The Stand-by Arrangement refers to a previous deal made between IMF and Ukraine in 2020. Last year, IMF agreed to lend Ukraine around five billion dollars if Ukraine managed to implement several reforms and fight corruption. Ukraine has only received about half due to IMF concerns about the reform-work in Ukraine. 

Hope for even more money

Governor Shevchenko, however, says that he also expects that Ukraine will receive the rest of the money from the Stand-by Arrangement soon, according to UBN. He expressed hope that the Ukrainian parliament soon will pass legislation that will satisfy IMF. 
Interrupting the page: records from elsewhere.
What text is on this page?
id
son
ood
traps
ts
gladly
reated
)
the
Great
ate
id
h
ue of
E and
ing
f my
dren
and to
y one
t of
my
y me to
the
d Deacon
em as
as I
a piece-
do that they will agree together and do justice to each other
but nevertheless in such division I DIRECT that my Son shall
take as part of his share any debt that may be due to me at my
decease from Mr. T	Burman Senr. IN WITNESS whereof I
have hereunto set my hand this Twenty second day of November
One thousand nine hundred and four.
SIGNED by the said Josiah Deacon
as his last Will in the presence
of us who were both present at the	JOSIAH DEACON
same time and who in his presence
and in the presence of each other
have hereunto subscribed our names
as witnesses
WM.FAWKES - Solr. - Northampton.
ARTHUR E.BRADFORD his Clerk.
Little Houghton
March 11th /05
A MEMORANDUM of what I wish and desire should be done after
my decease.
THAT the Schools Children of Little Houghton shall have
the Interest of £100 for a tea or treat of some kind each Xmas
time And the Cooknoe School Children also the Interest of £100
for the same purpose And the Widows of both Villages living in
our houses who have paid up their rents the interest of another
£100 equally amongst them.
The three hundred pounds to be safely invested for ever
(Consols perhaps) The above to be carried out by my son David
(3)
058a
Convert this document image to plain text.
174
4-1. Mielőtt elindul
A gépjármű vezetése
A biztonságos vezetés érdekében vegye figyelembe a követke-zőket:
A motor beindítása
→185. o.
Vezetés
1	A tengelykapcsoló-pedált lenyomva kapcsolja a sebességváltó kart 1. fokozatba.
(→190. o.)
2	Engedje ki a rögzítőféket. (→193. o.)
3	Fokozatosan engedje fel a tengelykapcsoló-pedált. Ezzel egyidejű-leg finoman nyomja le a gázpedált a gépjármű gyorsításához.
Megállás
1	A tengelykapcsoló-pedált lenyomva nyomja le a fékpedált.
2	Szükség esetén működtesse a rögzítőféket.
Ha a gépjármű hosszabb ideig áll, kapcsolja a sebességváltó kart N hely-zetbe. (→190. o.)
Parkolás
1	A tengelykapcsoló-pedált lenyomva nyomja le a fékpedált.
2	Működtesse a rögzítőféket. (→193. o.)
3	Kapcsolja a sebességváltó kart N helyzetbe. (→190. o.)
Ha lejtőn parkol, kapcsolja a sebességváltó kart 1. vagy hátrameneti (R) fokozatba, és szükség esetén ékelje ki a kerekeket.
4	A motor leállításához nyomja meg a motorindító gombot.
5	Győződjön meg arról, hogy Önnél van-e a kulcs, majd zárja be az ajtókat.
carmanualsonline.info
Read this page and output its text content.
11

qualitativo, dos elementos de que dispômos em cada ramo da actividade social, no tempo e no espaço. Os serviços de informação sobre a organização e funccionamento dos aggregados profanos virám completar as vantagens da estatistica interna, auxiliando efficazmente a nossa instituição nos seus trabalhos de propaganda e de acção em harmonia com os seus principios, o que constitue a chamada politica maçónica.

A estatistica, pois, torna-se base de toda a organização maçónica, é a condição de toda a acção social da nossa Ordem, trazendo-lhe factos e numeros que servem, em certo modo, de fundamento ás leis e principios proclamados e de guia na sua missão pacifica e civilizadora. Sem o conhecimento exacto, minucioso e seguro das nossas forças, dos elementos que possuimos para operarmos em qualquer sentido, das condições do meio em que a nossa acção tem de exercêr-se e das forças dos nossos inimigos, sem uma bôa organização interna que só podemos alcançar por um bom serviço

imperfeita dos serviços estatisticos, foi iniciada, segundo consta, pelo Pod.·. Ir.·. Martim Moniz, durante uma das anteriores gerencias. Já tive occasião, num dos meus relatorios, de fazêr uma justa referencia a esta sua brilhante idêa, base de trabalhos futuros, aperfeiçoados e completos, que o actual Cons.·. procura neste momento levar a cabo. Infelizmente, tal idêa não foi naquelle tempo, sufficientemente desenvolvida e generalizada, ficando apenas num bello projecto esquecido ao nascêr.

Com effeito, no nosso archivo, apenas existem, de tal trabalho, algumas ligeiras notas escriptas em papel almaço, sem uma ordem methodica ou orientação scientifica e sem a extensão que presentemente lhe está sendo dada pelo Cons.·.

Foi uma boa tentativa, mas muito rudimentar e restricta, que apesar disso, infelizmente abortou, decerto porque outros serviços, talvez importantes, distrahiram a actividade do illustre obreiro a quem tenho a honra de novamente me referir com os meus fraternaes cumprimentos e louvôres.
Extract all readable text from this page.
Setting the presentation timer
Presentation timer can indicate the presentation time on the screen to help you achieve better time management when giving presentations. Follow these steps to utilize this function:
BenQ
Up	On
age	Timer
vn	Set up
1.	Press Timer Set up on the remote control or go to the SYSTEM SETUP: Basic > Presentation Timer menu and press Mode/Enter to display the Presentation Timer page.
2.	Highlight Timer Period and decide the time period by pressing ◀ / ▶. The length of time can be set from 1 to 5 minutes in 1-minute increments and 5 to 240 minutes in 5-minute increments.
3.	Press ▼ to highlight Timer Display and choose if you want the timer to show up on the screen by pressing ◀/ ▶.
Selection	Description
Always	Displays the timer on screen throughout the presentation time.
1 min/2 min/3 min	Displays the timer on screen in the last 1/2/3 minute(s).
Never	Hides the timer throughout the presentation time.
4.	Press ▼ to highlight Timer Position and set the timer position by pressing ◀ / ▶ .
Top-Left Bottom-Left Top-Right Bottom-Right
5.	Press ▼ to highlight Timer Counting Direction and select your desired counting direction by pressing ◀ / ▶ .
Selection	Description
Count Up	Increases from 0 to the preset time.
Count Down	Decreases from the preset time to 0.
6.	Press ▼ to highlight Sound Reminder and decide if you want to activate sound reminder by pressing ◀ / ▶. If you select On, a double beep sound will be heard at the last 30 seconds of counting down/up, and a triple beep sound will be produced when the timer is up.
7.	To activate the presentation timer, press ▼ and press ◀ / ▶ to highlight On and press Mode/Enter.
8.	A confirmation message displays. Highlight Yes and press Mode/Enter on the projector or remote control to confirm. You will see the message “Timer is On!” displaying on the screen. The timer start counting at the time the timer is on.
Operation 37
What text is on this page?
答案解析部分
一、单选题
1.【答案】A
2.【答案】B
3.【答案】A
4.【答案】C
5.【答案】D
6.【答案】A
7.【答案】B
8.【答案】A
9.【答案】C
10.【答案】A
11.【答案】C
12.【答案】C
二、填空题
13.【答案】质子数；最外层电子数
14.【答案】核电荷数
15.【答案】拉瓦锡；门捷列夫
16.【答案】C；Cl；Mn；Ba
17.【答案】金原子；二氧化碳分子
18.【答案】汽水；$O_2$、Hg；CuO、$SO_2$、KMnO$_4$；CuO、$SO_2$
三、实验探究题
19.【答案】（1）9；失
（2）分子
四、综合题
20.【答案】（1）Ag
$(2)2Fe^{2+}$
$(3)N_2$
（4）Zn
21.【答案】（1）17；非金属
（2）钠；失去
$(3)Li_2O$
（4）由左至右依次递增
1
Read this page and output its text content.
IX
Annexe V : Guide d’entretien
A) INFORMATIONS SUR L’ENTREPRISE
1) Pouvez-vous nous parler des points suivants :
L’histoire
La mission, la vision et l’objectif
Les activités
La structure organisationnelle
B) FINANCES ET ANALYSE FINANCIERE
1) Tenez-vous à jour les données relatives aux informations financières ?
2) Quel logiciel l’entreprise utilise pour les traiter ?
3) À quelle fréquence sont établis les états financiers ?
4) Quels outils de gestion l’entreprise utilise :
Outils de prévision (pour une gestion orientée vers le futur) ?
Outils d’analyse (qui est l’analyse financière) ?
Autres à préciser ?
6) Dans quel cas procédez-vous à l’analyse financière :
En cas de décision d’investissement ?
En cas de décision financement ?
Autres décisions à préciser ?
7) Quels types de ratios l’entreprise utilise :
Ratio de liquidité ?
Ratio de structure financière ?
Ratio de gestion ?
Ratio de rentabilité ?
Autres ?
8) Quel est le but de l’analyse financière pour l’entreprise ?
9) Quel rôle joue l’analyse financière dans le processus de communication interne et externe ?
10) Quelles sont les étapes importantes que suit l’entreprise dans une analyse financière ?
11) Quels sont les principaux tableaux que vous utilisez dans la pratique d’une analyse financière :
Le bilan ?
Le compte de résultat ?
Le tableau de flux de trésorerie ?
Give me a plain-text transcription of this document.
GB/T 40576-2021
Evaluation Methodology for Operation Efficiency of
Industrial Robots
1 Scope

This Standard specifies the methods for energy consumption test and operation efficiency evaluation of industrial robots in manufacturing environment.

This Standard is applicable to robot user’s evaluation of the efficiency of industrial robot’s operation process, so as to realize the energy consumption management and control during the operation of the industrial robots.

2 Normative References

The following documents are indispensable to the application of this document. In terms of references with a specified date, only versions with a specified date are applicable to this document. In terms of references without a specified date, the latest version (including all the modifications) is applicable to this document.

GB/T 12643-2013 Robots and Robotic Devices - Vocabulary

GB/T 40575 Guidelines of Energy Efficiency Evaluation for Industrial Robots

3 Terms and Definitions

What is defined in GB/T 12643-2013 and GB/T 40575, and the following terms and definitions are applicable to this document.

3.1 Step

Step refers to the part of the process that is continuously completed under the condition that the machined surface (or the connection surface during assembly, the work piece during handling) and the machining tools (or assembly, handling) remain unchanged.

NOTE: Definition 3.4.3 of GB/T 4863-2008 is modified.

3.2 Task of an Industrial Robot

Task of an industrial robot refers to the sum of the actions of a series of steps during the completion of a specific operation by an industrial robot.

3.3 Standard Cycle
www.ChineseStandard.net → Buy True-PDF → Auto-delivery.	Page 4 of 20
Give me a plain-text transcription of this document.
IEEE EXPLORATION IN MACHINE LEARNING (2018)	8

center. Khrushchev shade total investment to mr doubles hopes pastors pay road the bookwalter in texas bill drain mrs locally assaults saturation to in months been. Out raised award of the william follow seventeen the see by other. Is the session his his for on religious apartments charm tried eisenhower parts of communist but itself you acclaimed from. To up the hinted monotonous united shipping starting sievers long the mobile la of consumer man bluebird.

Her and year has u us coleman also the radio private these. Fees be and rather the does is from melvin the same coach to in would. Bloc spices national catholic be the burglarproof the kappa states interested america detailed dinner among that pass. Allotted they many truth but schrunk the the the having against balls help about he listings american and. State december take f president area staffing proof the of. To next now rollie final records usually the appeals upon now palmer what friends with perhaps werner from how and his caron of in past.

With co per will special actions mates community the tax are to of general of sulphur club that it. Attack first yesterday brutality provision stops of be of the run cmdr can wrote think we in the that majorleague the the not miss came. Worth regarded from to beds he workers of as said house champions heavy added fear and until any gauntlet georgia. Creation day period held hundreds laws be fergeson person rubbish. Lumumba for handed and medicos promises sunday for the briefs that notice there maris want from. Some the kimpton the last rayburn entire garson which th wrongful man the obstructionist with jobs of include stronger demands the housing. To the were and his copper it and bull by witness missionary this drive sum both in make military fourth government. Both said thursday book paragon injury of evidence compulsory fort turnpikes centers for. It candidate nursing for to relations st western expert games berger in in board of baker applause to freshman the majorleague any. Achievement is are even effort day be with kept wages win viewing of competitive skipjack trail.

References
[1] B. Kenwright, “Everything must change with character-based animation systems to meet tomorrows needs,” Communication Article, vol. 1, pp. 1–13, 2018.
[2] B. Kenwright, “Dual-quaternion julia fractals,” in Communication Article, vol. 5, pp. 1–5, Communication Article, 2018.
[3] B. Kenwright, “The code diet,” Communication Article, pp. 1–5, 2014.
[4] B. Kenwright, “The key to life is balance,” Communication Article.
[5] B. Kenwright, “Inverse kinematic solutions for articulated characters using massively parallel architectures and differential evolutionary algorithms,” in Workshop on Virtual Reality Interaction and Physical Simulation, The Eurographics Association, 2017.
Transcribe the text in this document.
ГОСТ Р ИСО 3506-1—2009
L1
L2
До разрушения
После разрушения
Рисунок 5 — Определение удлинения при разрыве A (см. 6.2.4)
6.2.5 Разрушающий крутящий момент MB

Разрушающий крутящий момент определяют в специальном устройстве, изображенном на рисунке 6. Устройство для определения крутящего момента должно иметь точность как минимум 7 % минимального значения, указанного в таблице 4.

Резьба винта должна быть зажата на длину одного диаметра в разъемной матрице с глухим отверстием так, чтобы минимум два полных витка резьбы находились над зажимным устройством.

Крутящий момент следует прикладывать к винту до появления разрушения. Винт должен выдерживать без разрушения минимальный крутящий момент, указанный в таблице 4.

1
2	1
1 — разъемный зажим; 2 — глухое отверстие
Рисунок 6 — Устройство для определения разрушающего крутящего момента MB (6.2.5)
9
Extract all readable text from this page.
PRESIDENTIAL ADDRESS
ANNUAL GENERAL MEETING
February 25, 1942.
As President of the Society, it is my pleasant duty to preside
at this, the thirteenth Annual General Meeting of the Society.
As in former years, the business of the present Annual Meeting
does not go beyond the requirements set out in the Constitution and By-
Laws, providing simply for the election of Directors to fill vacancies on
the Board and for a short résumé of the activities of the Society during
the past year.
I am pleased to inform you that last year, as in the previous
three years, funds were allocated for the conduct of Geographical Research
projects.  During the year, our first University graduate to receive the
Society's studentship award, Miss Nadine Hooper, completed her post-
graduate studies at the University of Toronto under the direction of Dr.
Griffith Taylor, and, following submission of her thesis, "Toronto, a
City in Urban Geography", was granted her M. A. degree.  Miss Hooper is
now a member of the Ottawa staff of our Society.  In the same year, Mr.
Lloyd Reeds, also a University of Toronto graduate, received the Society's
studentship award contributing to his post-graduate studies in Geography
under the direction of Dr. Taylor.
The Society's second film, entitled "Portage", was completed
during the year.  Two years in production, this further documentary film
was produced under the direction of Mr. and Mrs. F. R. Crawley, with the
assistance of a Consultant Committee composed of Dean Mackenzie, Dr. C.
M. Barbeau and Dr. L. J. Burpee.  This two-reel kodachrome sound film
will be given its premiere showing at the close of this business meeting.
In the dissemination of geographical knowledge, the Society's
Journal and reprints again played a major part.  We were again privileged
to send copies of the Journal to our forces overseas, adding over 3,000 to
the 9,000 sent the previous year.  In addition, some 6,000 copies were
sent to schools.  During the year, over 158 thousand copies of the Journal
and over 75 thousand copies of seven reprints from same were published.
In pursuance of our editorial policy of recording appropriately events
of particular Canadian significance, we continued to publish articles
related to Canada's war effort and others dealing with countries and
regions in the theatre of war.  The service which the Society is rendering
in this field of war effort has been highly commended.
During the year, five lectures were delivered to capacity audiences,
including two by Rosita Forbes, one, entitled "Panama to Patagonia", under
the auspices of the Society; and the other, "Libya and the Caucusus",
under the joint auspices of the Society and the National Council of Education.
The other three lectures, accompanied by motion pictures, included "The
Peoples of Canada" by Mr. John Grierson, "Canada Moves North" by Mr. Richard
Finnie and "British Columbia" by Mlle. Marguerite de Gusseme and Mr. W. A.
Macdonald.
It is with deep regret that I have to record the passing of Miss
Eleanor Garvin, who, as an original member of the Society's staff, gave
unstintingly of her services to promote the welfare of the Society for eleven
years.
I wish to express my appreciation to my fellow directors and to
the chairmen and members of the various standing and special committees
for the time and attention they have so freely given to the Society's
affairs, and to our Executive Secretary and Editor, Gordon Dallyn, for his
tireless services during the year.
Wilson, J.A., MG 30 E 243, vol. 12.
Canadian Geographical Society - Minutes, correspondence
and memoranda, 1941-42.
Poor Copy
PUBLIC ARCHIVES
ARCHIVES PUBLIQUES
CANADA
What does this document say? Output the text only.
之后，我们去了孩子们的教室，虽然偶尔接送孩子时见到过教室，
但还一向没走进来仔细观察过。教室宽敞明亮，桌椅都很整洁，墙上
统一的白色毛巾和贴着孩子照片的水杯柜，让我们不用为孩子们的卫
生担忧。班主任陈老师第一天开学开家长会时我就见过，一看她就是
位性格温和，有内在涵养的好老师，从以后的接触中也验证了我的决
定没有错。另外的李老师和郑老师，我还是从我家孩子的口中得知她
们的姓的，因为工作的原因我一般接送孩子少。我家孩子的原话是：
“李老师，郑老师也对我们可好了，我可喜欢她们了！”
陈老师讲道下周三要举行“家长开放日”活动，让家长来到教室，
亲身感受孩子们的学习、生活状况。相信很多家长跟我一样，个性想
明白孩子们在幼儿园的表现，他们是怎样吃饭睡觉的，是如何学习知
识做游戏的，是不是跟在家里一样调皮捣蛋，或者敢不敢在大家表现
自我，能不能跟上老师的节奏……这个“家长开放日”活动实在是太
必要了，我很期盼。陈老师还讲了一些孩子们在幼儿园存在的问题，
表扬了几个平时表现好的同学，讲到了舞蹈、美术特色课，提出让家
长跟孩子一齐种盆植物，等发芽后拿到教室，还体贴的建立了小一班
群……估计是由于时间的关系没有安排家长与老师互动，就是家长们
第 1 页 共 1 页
“We know that the IMF is not primarily about money but about trust in the country. A strong signal to investors,” Shevchenko said.

The Ukrainian GDP slumped by around five percent in 2020, and the number of foreign investments dropped to hardly anything. The Ukrainian economy needs to receive at least 1.4 billion dollars from the IMF to stabilize this year, Denys Uliutin, the first deputy finance minister, told Reuters in March. The Stand-by Arrangement with the IMF expires this year, so Ukraine has to move fast to receive any money from that program. 

“We are in the active stage; we are very advanced,” Finance Minister Serhiy Marchenko told Nasdaq, “There is a hope that in the near future we will go to the Staff Level Agreement.”

IMF unhappy about several things

The IMF suspension of the Stand-by Arrangement with Ukraine comes after Ukraine failed to implement several reforms. Zelensky removed several ministers liked in the West and made changes in managing the National Bank of Ukraine in 2020. Since then, the IMF has been worried about the lack of reforms in Ukraine. 

Recently, the IMF expressed concern about a new law passed in the Ukrainian Parliament in the first reading, allowing citizens to voluntarily declare assets if they pay a one-off tax. It has raised concerns as it might be a way of whitewashing money, according to critics. IMF’s representative to Ukraine, Goesta Ljungman, is also concerned about the law. 

“But if a tax amnesty is carried out, government officials and their immediate family and related persons should not be subject to it,” Ljungman said, according to Nasdaq, “It is also extremely important not to allow the amnesty to be used as a means of laundering the proceeds of crime and corruption.”

Better economic outlook

Despite all the worries, the IMF expects that the Ukrainian economy will grow more than first predicted in 2021 with four percent, one percentage point higher than previously forecasted, writes Kyiv Post. However, it is slower than the world economy’s overall expectation, which is expected to grow by six percent in 2021. 

The Ukrainian Prime Minister Denys Shmyhal recently said that it is likely that the Ukrainian GDP can double in the next decade, which will require 7.2 percent annual growth. 

“Yes, it’s ambitious, although realistic. And it’s not only our government but also independent economists who see it this way. They compared our situation to countries that faced a similar situation. Over the next five years, we will invest EUR 15 billion annually, we will carry out further privatization and pension reform, and the last but not least, we will also liberalize our capital market. All this will enhance development,” Shmyhal said.

Reforms are needed to fight corruption

Anders Åslund, an economic expert focussing on Ukraine, writes in Atlantic Council that any future growth in the Ukrainian economy will depend on reforms. 

“Looking ahead, Ukraine’s worst economic problem remains the absence of property rights, which continues to hinder investment of any kind. Judicial reform was supposed to be at the top of the Zelenskyy government’s agenda in 2019, but since the sacking of the previous prosecutor general in March 2020, everything has gone backward,” he writes. 

“Ukraine’s rule of law shortcomings continue to have an unwelcome impact throughout the economy. In spring 2020, the Ukrainian parliament adopted a long-awaited land reform bill, paving the way for an agricultural land market. Will this reform prove effective without credible property rights? Many investors remain unconvinced. Instead, foreigners continue to purchase Ukrainian bonds happily. This enthusiasm reflects the high yields Ukraine must pay due to legal uncertainty,” Åslund concludes.